Seepeoples are a band that cannot be defined. You could throw a few genre descriptors around — indie rock? Pop? Jam band? Psychedelic? — but all of those and none of those are appropriate. Nowhere in the Portland band’s 15-year history is that more true than on last year’s whopper of a double album, “Dead Souls Sessions,” and “Love,” an EP that came out late this summer, continues on that same trajectory. Each of these five tracks is a thoughtful, melodically dense little gem, showcasing first and foremost Will Bradford’s skills as a songwriter. Bradford wears his heart on his sleeve, lyrically, and his exceedingly capable bandmates offer up their sensitive arrangements, with shimmering guitars and vocal harmonies on songs like “Bent Lullaby,” or big, Radiohead-esque guitars on “Never Forget How To Run.” It makes you excited to hear what will come next.
This Bangor foursome’s new album is just as breezy and melodic as its first full-length album, “Take Your Time” — packed with two- and three-part harmonies, shimmering acoustic guitars and gentle yet danceable rhythms. Though in some ways Rotating Taps are a part of the wave of acoustic pop that’s so popular these days (Lumineers, The Head and the Heart), there’s a bouncier edge that belies that band’s professed love of Paul Simon, like the heartfelt album opener “The Beat Is For The Dancers” or the close duel harmonies of “Static,” the upbeat “The Power of a Rumor,” or the moody, keyboard driven “Faithful.” Co-lead singers Yuri Trusty and Sam Chase have been playing together for more than a decade, and their comfort level with each other shows. There’s a lot to enjoy here; it’s accessible, sweet-natured, radio-friendly pop that’s as fun to listen to as it is to see played live.
Right out of the gate, “Heatweaver” is a more brash, immediately funky successor to Portland ensemble Jaw Gems’ 2014 debut full-length, “Blades Plural,” replete with squelchy synths and guitar riffage straight out of the hip hop playbook. Though there are still a few of the woozy, atmospheric, Boards of Canada-esque interludes sandwiched in between the bangers, overall, “Heatweaver” is a dynamic listen. Opener “DaVinci” is a major highlight, as is the soulful “Sap Flow” and the Stevie Wonder-channeling “Studded.” For an album that’s entirely instrumental, there’s plenty to keep the energy levels up — tempos change from track to track, and nothing stays too ambient or too club-friendly for too long, as if it were a score to a dark, stylish film.

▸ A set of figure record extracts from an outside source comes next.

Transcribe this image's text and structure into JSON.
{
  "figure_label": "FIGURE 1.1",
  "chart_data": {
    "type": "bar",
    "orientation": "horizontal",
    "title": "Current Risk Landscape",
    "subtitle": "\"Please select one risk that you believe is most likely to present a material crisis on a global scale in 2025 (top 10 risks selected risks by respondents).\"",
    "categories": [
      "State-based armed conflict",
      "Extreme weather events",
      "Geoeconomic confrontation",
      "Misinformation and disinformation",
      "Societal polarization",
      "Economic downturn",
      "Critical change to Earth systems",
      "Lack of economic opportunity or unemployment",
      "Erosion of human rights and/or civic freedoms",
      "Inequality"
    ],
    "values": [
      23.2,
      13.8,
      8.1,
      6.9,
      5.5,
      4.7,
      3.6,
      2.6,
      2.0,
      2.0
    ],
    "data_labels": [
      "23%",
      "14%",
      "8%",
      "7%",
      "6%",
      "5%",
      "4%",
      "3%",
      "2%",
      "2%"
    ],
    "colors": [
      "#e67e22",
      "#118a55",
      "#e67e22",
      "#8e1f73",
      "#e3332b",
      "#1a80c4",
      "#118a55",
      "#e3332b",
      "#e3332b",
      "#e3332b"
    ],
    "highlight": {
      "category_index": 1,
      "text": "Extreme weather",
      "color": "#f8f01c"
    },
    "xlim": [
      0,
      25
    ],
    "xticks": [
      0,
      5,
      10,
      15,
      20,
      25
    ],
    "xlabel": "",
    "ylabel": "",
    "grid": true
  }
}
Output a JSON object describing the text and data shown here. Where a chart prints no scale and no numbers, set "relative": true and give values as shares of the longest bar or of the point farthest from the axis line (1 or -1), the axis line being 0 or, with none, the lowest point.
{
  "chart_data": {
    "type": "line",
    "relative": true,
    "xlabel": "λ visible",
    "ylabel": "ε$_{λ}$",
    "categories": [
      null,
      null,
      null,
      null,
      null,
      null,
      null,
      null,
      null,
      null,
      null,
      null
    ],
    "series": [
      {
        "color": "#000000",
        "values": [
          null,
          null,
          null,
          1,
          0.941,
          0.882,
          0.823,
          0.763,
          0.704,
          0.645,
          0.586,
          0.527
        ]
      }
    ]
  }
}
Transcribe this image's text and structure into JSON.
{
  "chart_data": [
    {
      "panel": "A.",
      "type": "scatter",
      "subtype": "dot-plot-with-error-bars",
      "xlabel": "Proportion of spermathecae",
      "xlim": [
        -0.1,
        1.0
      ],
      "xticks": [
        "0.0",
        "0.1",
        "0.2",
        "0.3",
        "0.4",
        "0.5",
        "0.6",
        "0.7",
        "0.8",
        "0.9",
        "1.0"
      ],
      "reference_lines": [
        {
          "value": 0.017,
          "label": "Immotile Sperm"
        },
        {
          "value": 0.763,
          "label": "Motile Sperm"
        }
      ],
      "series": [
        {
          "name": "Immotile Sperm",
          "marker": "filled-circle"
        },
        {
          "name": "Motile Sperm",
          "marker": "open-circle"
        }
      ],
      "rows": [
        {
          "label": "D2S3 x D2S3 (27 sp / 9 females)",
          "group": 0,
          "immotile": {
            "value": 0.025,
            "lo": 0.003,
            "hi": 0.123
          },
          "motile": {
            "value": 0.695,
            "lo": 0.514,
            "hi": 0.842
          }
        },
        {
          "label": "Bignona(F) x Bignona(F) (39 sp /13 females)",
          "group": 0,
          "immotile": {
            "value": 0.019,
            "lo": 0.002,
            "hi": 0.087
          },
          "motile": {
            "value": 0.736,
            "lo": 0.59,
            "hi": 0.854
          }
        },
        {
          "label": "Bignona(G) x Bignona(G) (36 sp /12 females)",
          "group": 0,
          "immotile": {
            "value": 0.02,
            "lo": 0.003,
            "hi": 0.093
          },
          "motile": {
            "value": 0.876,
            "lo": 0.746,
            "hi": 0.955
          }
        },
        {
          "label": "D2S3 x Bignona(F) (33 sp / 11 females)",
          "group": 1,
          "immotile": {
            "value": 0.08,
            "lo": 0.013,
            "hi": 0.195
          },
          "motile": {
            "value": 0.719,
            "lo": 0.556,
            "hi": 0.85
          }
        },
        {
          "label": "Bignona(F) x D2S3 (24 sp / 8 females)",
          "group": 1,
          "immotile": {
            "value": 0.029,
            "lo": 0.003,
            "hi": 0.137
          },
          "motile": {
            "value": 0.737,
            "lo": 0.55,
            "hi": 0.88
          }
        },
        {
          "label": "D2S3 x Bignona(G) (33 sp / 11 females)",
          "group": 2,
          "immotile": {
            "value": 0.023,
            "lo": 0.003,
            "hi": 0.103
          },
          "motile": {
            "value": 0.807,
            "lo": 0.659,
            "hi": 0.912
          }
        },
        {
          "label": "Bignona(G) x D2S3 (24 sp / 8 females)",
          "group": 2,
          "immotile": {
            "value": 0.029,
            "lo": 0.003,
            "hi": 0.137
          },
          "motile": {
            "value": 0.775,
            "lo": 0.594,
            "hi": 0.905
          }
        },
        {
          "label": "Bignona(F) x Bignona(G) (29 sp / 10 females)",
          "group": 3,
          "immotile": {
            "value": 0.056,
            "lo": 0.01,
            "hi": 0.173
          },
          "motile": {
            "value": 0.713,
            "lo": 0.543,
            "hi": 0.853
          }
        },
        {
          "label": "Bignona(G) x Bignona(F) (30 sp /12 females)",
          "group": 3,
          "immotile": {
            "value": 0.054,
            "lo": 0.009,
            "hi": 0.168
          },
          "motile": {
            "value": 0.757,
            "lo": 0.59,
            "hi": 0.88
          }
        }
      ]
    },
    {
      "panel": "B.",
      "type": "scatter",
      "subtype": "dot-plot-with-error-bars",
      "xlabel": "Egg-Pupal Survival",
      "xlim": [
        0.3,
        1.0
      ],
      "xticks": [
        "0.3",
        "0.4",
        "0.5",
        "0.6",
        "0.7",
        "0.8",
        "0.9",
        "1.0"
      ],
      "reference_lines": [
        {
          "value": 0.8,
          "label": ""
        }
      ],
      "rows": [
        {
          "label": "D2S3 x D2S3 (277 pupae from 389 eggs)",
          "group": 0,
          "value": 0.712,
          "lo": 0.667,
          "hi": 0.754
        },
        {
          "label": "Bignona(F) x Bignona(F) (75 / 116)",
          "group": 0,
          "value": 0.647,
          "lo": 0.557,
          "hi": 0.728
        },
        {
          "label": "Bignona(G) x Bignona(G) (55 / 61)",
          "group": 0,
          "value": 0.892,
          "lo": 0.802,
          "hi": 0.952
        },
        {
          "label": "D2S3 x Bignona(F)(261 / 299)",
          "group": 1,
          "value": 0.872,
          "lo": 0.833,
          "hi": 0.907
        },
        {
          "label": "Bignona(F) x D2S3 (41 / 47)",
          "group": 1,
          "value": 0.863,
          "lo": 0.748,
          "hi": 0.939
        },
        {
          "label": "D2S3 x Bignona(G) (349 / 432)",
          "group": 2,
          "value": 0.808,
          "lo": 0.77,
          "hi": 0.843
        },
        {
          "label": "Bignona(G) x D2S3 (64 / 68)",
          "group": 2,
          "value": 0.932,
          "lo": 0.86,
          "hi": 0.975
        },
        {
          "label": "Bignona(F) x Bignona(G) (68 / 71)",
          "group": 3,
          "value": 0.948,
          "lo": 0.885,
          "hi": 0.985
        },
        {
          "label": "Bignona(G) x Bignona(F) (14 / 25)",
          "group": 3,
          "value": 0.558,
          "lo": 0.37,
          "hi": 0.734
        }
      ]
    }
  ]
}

Listening to Portland singer-songwriter Lisa Victoria’s new album, “Deserts of Youth,” you get the somewhat uncanny feeling that you’re inadvertently listening to someone’s private performance; someone playing for themselves in their bedroom, quietly, gently and with great emotion. The utter spareness of the seven songs on this album is so overwhelming — just Victoria’s ghostly soprano and her finger-picked guitar on nearly every song — that it’s almost heartbreakingly intimate. Though there are seven tracks on “Deserts,” they tend to bleed into one another. All are slow, meditative and half-whispered, as if she was confiding her deepest feelings and secrets to the microphone, which also lends a kind of intensity to the album’s 40+ minutes. Victoria has had in the past year or two some higher profile attention for her music, and “Deserts of Youth” is a fitting foray into the national spotlight.
The outrageously talented Portland mandolin player and singer-songwriter Joe K. Walsh belongs amid the pantheon of great contemporary bluegrass players. On “Borderland,” his third solo album, that fact is just made ever more true, as he assembles some fantastic players from the bluegrass and folk worlds (including the equally excellent guitarist Courtney Hartman), and makes it all sound effortlessly easy. There’s a lot to love here, but for me, I’ve got to highlight “Never More Will Roam,” a zippy, rollicking song about a man who tried to fly to the North Pole in a balloon, the country-tinged “Innisfree,” a setting of Yeats’ ageless poem, the carefree “Pogo Big,” and “Pine Tree Waltz,” for purely personal reasons, as it’s a sweet, gentle love song to Walsh’s adopted state (he’s a Minnesota native). It’s as pretty and enjoyable a bluegrass album as Maine has produced in recent years.